650 inmates currently housed there; contract ends March 7
Posted at 2:11 PM, Jan 07, 2020
and last updated 2020-01-07 16:11:45-05

COLORADO SPRINGS, Colo. – The GEO Group, a private prison company, on Tuesday sent notice to the Colorado Department of Corrections that it is terminating its contract and closing the Cheyenne Mountain Re-Entry Center, which currently houses 650 inmates, on March 7.

The termination of the contract comes after much hand-wringing by the state and Department of Corrections in recent months that GEO Group might make such a move. The Department of Corrections has been in talks with GEO Group and CMRC for months about the contract, which was set to expire in June.

The state has also in recent years been moving away from private prison contracts but has been trying to figure out where to house inmates when the privately-run facilities are shuttered.

The DOC has said that it has had ongoing issues regarding GEO Group’s operations at the facility — including their treatment efforts, offender programs, staffing issues and turnover rates — and had been somewhat expecting the CMRC’s closure, though it had hoped for a longer transition period.

Gov. Jared Polis included in his budget proposal for this year money that would be targeted at moving prisoners out of CMRC and into other already-existing correctional facilities, as well as possibly into a currently-shuttered facility in Cañon City called Centennial South or CSP II.

The DOC included in its budget talks re-opening two towers of Centennial South, which was shuttered in 2012 after being in operation for two years. It was originally built for prisoners in solitary confinement but has since been renovated to house other types of offenders as Colorado moved away from solitary.

The DOC told the Joint Budget Committee last month that it hoped to close CMRC, move the inmates to one of three other prisons, and should the legislature approve the money to reopen Centennial South, move some of the inmates there afterward.
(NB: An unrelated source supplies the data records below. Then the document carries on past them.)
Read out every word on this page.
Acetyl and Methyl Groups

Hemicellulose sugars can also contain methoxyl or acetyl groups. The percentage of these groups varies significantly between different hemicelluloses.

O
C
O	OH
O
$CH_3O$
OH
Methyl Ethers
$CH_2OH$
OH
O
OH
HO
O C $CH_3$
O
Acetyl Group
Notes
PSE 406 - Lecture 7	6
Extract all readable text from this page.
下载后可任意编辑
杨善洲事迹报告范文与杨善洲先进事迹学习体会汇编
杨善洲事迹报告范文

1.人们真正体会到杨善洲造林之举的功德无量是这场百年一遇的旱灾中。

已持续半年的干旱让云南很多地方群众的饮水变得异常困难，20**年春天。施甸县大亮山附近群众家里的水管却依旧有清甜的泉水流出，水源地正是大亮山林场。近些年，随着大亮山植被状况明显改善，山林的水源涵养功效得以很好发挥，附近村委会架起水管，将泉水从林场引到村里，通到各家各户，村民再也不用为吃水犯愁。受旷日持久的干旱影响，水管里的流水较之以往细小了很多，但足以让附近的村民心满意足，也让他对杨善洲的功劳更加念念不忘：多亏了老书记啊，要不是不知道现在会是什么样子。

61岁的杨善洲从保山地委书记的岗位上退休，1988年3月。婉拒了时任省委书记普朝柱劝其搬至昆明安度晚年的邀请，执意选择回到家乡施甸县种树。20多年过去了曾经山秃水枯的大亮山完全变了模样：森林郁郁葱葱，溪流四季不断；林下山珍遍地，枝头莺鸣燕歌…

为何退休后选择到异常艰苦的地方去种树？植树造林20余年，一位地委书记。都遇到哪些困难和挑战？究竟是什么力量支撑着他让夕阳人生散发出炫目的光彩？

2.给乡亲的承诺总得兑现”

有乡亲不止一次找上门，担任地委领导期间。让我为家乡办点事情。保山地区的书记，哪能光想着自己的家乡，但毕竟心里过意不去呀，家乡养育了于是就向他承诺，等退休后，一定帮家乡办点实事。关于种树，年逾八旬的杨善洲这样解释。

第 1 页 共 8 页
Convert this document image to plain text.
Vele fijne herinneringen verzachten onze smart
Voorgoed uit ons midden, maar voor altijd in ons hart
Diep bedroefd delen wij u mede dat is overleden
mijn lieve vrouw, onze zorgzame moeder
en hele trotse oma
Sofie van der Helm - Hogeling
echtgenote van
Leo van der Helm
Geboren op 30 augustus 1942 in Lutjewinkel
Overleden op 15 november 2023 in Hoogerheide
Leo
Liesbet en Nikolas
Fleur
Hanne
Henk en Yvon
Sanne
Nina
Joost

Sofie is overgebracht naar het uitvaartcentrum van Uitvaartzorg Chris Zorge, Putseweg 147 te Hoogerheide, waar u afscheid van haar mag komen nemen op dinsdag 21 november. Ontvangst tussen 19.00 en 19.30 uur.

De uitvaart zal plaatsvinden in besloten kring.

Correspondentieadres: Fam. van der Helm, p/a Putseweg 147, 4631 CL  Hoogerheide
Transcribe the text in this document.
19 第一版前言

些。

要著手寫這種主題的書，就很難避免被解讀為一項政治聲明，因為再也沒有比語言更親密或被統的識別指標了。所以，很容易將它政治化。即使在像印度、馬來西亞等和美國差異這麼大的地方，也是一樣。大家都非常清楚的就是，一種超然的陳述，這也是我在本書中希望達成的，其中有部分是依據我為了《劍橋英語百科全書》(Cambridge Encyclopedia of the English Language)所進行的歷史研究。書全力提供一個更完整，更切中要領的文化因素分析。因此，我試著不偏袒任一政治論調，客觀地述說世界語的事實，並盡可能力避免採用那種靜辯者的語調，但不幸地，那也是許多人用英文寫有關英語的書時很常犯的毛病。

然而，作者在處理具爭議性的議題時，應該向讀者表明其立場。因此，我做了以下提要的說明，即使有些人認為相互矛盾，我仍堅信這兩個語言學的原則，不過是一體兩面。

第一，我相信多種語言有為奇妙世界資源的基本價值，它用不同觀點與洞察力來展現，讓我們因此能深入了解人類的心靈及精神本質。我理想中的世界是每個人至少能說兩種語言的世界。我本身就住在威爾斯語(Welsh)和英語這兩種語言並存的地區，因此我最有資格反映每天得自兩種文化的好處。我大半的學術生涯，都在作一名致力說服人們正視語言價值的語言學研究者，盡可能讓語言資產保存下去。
Senate President Leroy Garcia, D-Pueblo, said Tuesday that the new development created a new challenge for lawmakers and for the Joint Budget Committee as it decides whether to approve Polis and the DOC's requests for money to reopen CSP II.

DOC spokesperson Annie Skinner said Tuesday that if the legislature approves the money, the DOC would transfer high-risk inmates to Centennial South and use the beds they vacate at other prisons for lower-level inmates from CMRC.

DOC Executive Director Dean Williams said GEO Group’s decision, which leaves 60 days for the state to decide what to do with the 650 inmates and for the legislators to decide on the budget ask, was exactly why the state was trying to move away from private prisons.

“While we had been maintaining regular communications with the GEO Corporation regarding our serious concerns about their current operations and the terms of our contract with them, we had simultaneously been preparing for the very real concern that they would choose to rapidly close the facility. Although we are disappointed by their decision, we are confident that as a department we will be able to manage the considerable impact of this change safely,” Williams said in a statement.

“The use of private prisons in our state does not just raise philosophical or ethical questions, but also creates serious operational concerns when a for-profit company can choose to close its doors and leave the department to navigate what to do with 650 offenders,” he added.

In a statement, GEO Group spokesperson Brian Miller said that the company has “experience challenges in retaining and recruiting staff” at CMRC since Polis’ budget proposal to close the facility was made and that, along with “the interest of [GEO Group] staff and those entrusted to our care”, were the reasons for terminating the contract effective March 7.

“We will work with the DOC to develop a transition plan and prioritize the health, safety and well-being of CMRC staff and residents,” Miller said. “The state has made its intentions clear; that it wants to manage this population within its own facilities, and we will work with them toward that end.”

The city of Denver ended its contract with GEO Group to run community corrections facilities at the end of 2019. GEO Group also operates the immigration facility in Aurora.